Indien de verjaringstermijn voor de rechtsvordering zou aflopen gedurende het faillissement van deze vennootschappen, is deze ingevolge artikel 36 lid 1 Fw doorgelopen tot zes maanden na afloop van het faillissement. De rechtsvordering kan derhalve niet tijdens het faillissement van de vennootschap verjaard zijn. Ingevolge artikel 2:19 BW leidt (kort gezegd) beëindiging van het faillissement van een rechtspersoon tot ontbinding van die rechtspersoon, tenzij het faillissement zou eindigen door het aanbieden van een akkoord. Dat dit laatste het geval is geweest, is gesteld noch gebleken.
De vordering van Rabobank op de voornoemde vennootschappen is na beëindiging van de faillissementen blijven bestaan en kan, als nog blijkt van het bestaan van een bate, daarop met toepassing van artikel 2:23c lid 1 BW worden verhaald. Om te voorkomen dat in een geval als dit de mogelijkheid van verhaal door verjaring verloren zou gaan, bepaalt artikel 2:23c lid 2 BW dat gedurende het tijdvak waarin de rechtspersoon had opgehouden te bestaan er een verlengingsgrond als bedoeld in artikel 3:320 BW is ten aanzien van de verjaring van rechtsvorderingen tegen de rechtspersoon.
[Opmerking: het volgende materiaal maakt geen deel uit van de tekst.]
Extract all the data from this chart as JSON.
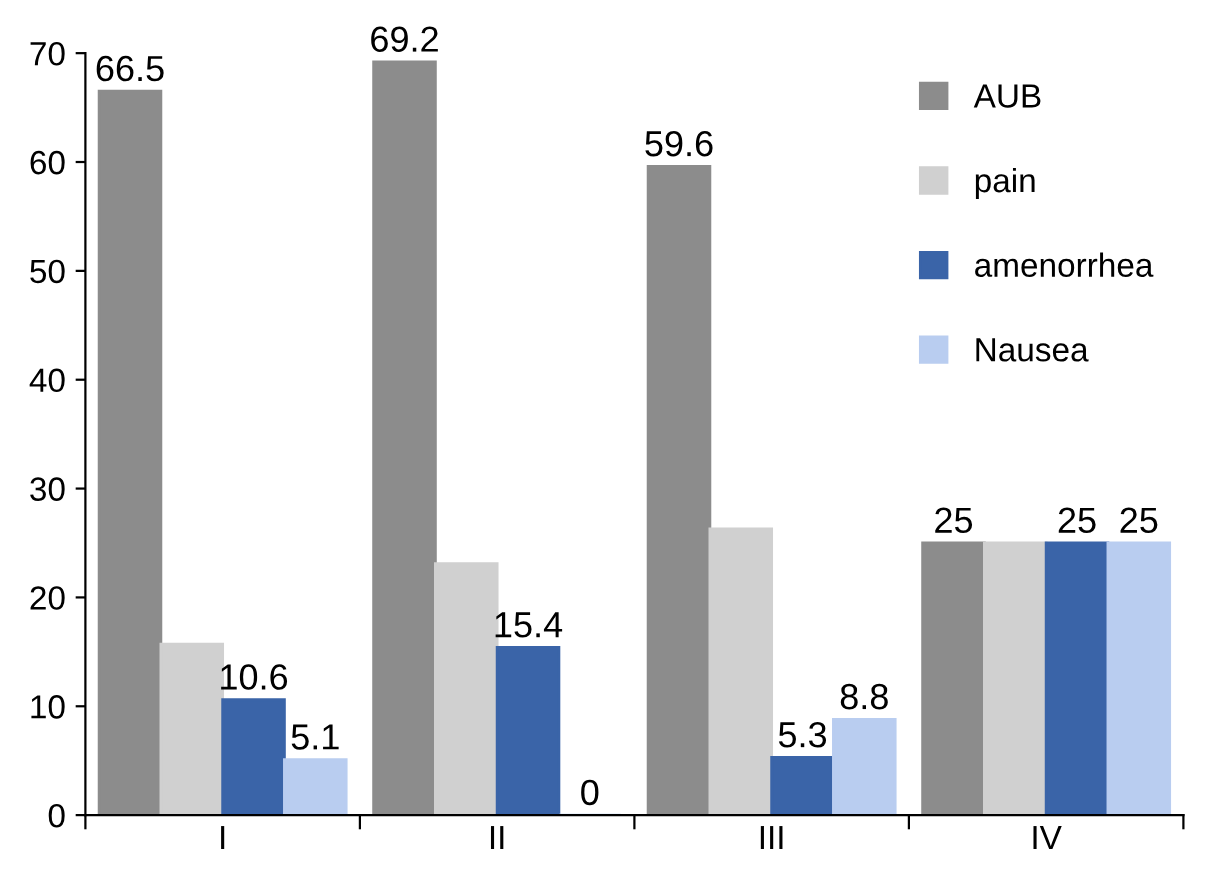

Hieruit moet worden afgeleid dat een lopende verjaringstermijn in elk geval niet afloopt zolang de vereffening van de rechtspersoon niet is heropend op de voet van art. 2:23c lid 1 BW. Dit brengt mee dat heropening van de vereffening geen vereiste is voor het (voort)lopen van de verjaringstermijn. Om dezelfde reden behoeft een verjaringstermijn van een vordering op een niet meer bestaande rechtspersoon niet te worden gestuit gedurende de periode dat die rechtspersoon niet meer bestaat. Dat brengt mee dat de verjaringstermijn van de vordering van Rabobank op de voornoemde vennootschappen tot op heden is voortgelopen. De borgtocht is in elk geval voor wat betreft de vordering van Rabobank op die vennootschappen die elk hoofdelijk aansprakelijk zijn voor het totale krediet, dus niet op grond van artikel 7:853 BW geëindigd (zie ook HR 30 juni 2017, ECLI:NL:HR:2017:1182).
5.3.
[gedaagde/eiser] heeft voorts aangevoerd dat de borg is komen te vervallen gelet op de eerste bijzondere voorwaarde van de borgtocht. Daaruit volgt volgens [gedaagde/eiser] dat in geval van bijstorting van een bedrag van € 750.000 op welke wijze dan ook, de borgtocht komt te vervallen. Onder verwijzing naar de brief van Rabobank van 21 oktober 2013 voert [gedaagde/eiser] aan dat aan de voorwaarde van bijstorting ruimschoots is voldaan. Voorts betoogt [gedaagde/eiser] dat de kredietfaciliteit door die bijstorting weer is teruggebracht naar haar oorspronkelijke omvang, dus van € 2.500.000 naar € 1.750.000. Ook daardoor is de borgtocht komen te vervallen, omdat deze uitsluitend zag op de verruiming van de kredietfaciliteit, aldus [gedaagde/eiser].
5.4.
Rabobank heeft het betoog van [gedaagde/eiser] weersproken en aangevoerd dat de bijstorting waarop de bijzondere voorwaarde ziet, een bijstorting van buiten de Planhold vennootschappen betekent. Van bijstorting in de zin van de bijzondere voorwaarde is in elk geval geen sprake indien de in verband met het oorspronkelijke krediet verleende zekerheden zijn uitgewonnen, wat hier het geval is geweest. De door [gedaagde/eiser] bepleite uitleg van de bijzondere voorwaarde zou ertoe leiden dat de aan Rabobank verstrekte zekerheden minder waard zouden worden of zouden wegvallen, hetgeen, naar ook [gedaagde/eiser] moet hebben begrepen, nooit de bedoeling is geweest, aldus Rabobank.
5.5.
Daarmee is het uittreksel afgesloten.